Foi quando foi lavar debaixo dos braços que sentiu. Sentiu a mesma dor. Dor de corte, de agonia, de pele faltando, de células gritando, uma pequeneza que ardia, mas que ninguém podia saber.
Contorcendo-se, tentou ver o que tinha acontecido.
Sangue. Simplesmente sangue escorrendo, mesmo que não tivesse passado a lâmina lá.
Ele tornou a se lavar, para ver o que acontecia, mas cada vez que a água batia, mais sangue escorria.
Certo desespero apossou-se de sua alma, do seu coração, da sua voz falha que tentava xingar perguntas ao Universo sobre o que estava acontecendo.
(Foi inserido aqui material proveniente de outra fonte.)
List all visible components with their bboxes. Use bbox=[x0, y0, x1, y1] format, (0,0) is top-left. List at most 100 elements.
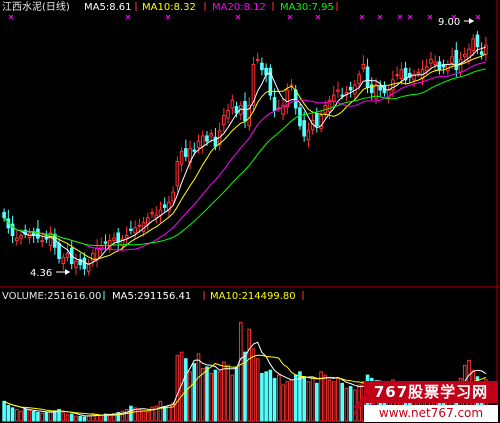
volume-bar-up bbox=[61, 412, 66, 422]
candle-up bbox=[209, 132, 214, 137]
candle-up bbox=[433, 61, 437, 65]
candle-down bbox=[378, 85, 383, 91]
candle-up bbox=[458, 58, 463, 73]
volume-bar-up bbox=[141, 410, 146, 422]
candle-down bbox=[57, 242, 61, 259]
candle-down bbox=[162, 204, 167, 208]
volume-bar-up bbox=[247, 328, 252, 422]
candle-down bbox=[192, 149, 197, 152]
volume-bar-down bbox=[272, 377, 277, 422]
candle-up bbox=[395, 74, 399, 77]
volume-bar-up bbox=[230, 374, 235, 422]
candle-down bbox=[129, 228, 133, 231]
candle-up bbox=[175, 160, 180, 187]
volume-bar-down bbox=[205, 366, 209, 422]
volume-bar-up bbox=[200, 368, 205, 422]
watermark-brand: 767股票学习网 bbox=[364, 381, 498, 403]
volume-bar-down bbox=[264, 371, 268, 422]
volume-bar-up bbox=[65, 414, 70, 422]
volume-bar-up bbox=[188, 371, 192, 422]
volume-bar-up bbox=[276, 374, 281, 422]
candle-up bbox=[61, 256, 66, 265]
volume-bar-up bbox=[222, 361, 226, 422]
high-price-arrowhead bbox=[469, 18, 474, 24]
candle-up bbox=[471, 38, 476, 51]
candle-down bbox=[302, 120, 306, 137]
volume-bar-up bbox=[336, 377, 340, 422]
volume-bar-up bbox=[217, 371, 222, 422]
volume-bar-up bbox=[124, 409, 129, 422]
volume-bar-up bbox=[196, 353, 201, 422]
candle-up bbox=[19, 235, 23, 239]
candle-down bbox=[82, 257, 87, 270]
signal-marker bbox=[315, 14, 321, 20]
candle-up bbox=[179, 150, 184, 165]
candle-up bbox=[230, 99, 235, 109]
volume-bar-up bbox=[91, 413, 95, 422]
volume-bar-down bbox=[162, 406, 167, 422]
volume-bar-up bbox=[158, 400, 163, 422]
volume-bar-down bbox=[129, 405, 133, 422]
candle-up bbox=[222, 115, 226, 125]
volume-bar-down bbox=[213, 369, 218, 422]
volume-bar-up bbox=[19, 410, 23, 422]
ma10-legend: MA10:8.32 bbox=[142, 2, 196, 13]
volume-bar-up bbox=[331, 381, 336, 422]
ma20-line bbox=[3, 61, 487, 251]
volume-bar-up bbox=[145, 411, 150, 422]
watermark-url: www.net767.com bbox=[364, 405, 498, 422]
volume-bar-up bbox=[251, 348, 256, 422]
candle-down bbox=[234, 106, 239, 114]
candle-down bbox=[243, 101, 247, 122]
candle-up bbox=[196, 140, 201, 148]
candle-up bbox=[65, 252, 70, 258]
candle-up bbox=[145, 217, 150, 225]
candle-up bbox=[171, 191, 175, 202]
candle-down bbox=[36, 228, 40, 239]
volume-bar-up bbox=[319, 371, 323, 422]
candle-up bbox=[399, 69, 404, 80]
volume-bar-up bbox=[306, 381, 311, 422]
stock-name-label: 江西水泥(日线) bbox=[2, 0, 70, 13]
candle-up bbox=[484, 44, 488, 55]
candle-down bbox=[44, 237, 49, 240]
candle-down bbox=[205, 135, 209, 142]
volume-bar-down bbox=[340, 382, 345, 422]
ma5-legend: MA5:8.61 bbox=[84, 2, 131, 13]
volume-bar-up bbox=[226, 364, 230, 422]
candle-down bbox=[103, 241, 108, 244]
low-price-label: 4.36 bbox=[30, 268, 52, 279]
candle-up bbox=[74, 260, 78, 268]
candle-down bbox=[348, 86, 353, 91]
candle-up bbox=[374, 84, 378, 100]
candle-down bbox=[479, 51, 484, 55]
volume-bar-down bbox=[36, 411, 40, 422]
signal-marker bbox=[359, 14, 365, 20]
candle-up bbox=[124, 235, 129, 239]
volume-bar-up bbox=[323, 374, 328, 422]
volume-bar-up bbox=[344, 387, 349, 422]
volume-ma10-legend: MA10:214499.80 bbox=[210, 291, 296, 302]
candle-down bbox=[365, 66, 370, 88]
candle-down bbox=[272, 97, 277, 111]
candle-up bbox=[226, 109, 230, 119]
candle-up bbox=[255, 58, 260, 61]
signal-marker bbox=[235, 14, 241, 20]
volume-bar-up bbox=[107, 414, 112, 422]
candle-up bbox=[95, 247, 99, 261]
candle-up bbox=[306, 130, 311, 141]
candle-down bbox=[298, 107, 302, 127]
candle-down bbox=[454, 49, 459, 71]
candle-up bbox=[133, 227, 137, 234]
signal-marker bbox=[377, 14, 383, 20]
volume-ma5-legend: MA5:291156.41 bbox=[112, 291, 191, 302]
candle-down bbox=[260, 62, 264, 71]
volume-bar-down bbox=[23, 408, 28, 422]
volume-bar-down bbox=[302, 376, 306, 422]
volume-bar-down bbox=[78, 415, 82, 422]
volume-bar-up bbox=[238, 322, 243, 422]
signal-marker bbox=[427, 14, 433, 20]
volume-bar-up bbox=[209, 372, 214, 422]
candle-up bbox=[450, 56, 454, 64]
candle-up bbox=[48, 232, 53, 246]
Sentiu outra dor igual no peito. Quando olhou, viu que seus mamilos estavam vermelhos e irritados. Eles se avermelharam mais e depois se apertaram, contorcendo-se, diminuindo, vermelhos, quase como sangue. E escorreram. Sangue escorreu de seus mamilos como se estivesse lactando sangue. Seus mamilos escorreram pelo corpo, líquidos, e caíram pelo ralo. Não havia mais dor, eles apenas se foram.
Nenhum pesadelo acaba quando parece que vai acabar; suas pernas começaram a coçar. E à medida que coçava, mais elas ardiam. E à medida que ardiam, começavam a sangrar. Seus pelos iam caindo, ardendo. Se não houvesse dor poderia até comemorar a ida deles, mas houve muita dor. Sangue escorria e parecia levar sua pele junto, como se alguém lixasse suas canelas. E sangrou e ardeu e derreteu.
Tudo escorria pelo ralo.
Suas pálpebras arderam. Suas sobrancelhas arderam. Seus pelos faciais arderam. Seu cabelo ardeu. Ardiam e derretiam, puxavam, sugavam. Iam para trás, iam para o lado, iam para fora. Sangrava, ardia, maculava a carne natural, não mais desejo se haveria por aquela pessoa. Seu peito sangrou. Suas costas sangraram. Tudo ardeu. Ele sangrou. Ficava pálido, escorria pelo ralo. Cuspia sangue. Derretia. Ardia. Na pele, ardia, um corte, profundo, azedo, áspero, bagunçado pela música e o som do chuveiro.
Ardeu. E tudo o que sobrou, foi uma pele branca e pálida, praticamente sem vida, que se desperdiçava morrendo no banheiro, escorrendo pelo ralo e derretendo, levado pela água.